TAKING IT TO THE COURTS: Angelakos said that a "lawsuit will be filed in Toronto in the near future." Angelakos: "From our standpoint, nothing went wrong. We completed legally binding terms of renewal for our sponsorship agreement with the NHL" (GLOBE & MAIL, 2/23). But NHL COO John Collins today said, "We completely disagree with their assertion that we had a deal for next year" (Bloomberg TV, 2/23). The WALL STREET JOURNAL's David Kesmodel notes the dispute is the latest involving A-B InBev, the "world's largest beer maker by sales, and a major sports league." The brewer's U.S. unit sued MLB Properties in November, "claiming that it reneged on a multiyear renewal of sponsorship rights and demanded 'exponentially higher' fees." A-B InBev "later dropped the suit after the two sides reached a new pact to continue Budweiser's role as the league's official beer" (WALL STREET JOURNAL, 2/23).
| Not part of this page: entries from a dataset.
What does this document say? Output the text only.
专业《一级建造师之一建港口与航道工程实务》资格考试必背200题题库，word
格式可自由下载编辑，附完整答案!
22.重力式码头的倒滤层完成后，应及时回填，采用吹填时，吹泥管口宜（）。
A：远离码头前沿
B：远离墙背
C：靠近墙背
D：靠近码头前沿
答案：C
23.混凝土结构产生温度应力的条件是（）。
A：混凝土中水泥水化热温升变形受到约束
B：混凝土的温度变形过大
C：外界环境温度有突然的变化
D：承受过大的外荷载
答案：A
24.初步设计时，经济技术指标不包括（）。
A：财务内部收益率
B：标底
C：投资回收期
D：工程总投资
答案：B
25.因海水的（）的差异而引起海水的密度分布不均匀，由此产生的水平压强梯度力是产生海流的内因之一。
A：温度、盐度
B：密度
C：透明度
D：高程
MONSTER DEAL: Collins said the MillerCoors/Molson Coors sponsorship is a "monster deal." Collins: "They're going to have major position across all of our events -- both our existing events as well as a lot of new ones that we hope to create." Perkins added, "What this will allow us to do is to take the brand to a whole new level. It enables us to really take hockey to our beer drinkers and to fans, and to provide hockey experiences behind the brand." The CP's Chris Johnston noted Collins "joined the NHL in August 2008 after holding a number of positions within the NFL," and he has "helped develop the league's current strategy and believes it is starting to pay off." Collins: "It's created a really easy path for corporate partners and advertisers to spend money against hockey. In this environment, that's critical -- to be able to attract the blue-chip top advertisers and get them to spend their marketing and advertising dollars on your sport." Johnston wrote business "has been very good for the NHL," as the league had "already eclipsed last year's number of sponsor commitments by the midpoint of this season" (CP, 2/22). In N.Y., Richard Sandomir notes the league indicated that its sponsorship revenue grew 32% from the '08-09 season to the '09-10 season. Since this season began, the NHL "has renewed deals with Bridgestone, Cisco Systems and McDonald's and signed new ones with Canadian Tire, Tim Hortons, BlackBerry, Discover (in the United States) and Hershey's (in Canada)." But the new beer deal is "by far the biggest." The money from MillerCoors and Molson Coors "will be split among a rights fee to the league, spending with teams, TV advertising and the value of the breweries' promotional campaigns" (N.Y. TIMES, 2/23).
IMPACT ON TV RIGHTS: Collins was asked if the league’s new beer deal could positively affect the next television rights deal for the league. He said the league's TV partners "want to know that people are going to spend money in advertising.” Collins: “Advertising is kind of the fuel that drives the entire sports business and certainly drives rights fees, so a deal of this size and a commitment from a company like (MillerCoors) is an important signal that business has got a lot of momentum and a lot of upside going forward" (Bloomberg TV, 2/23).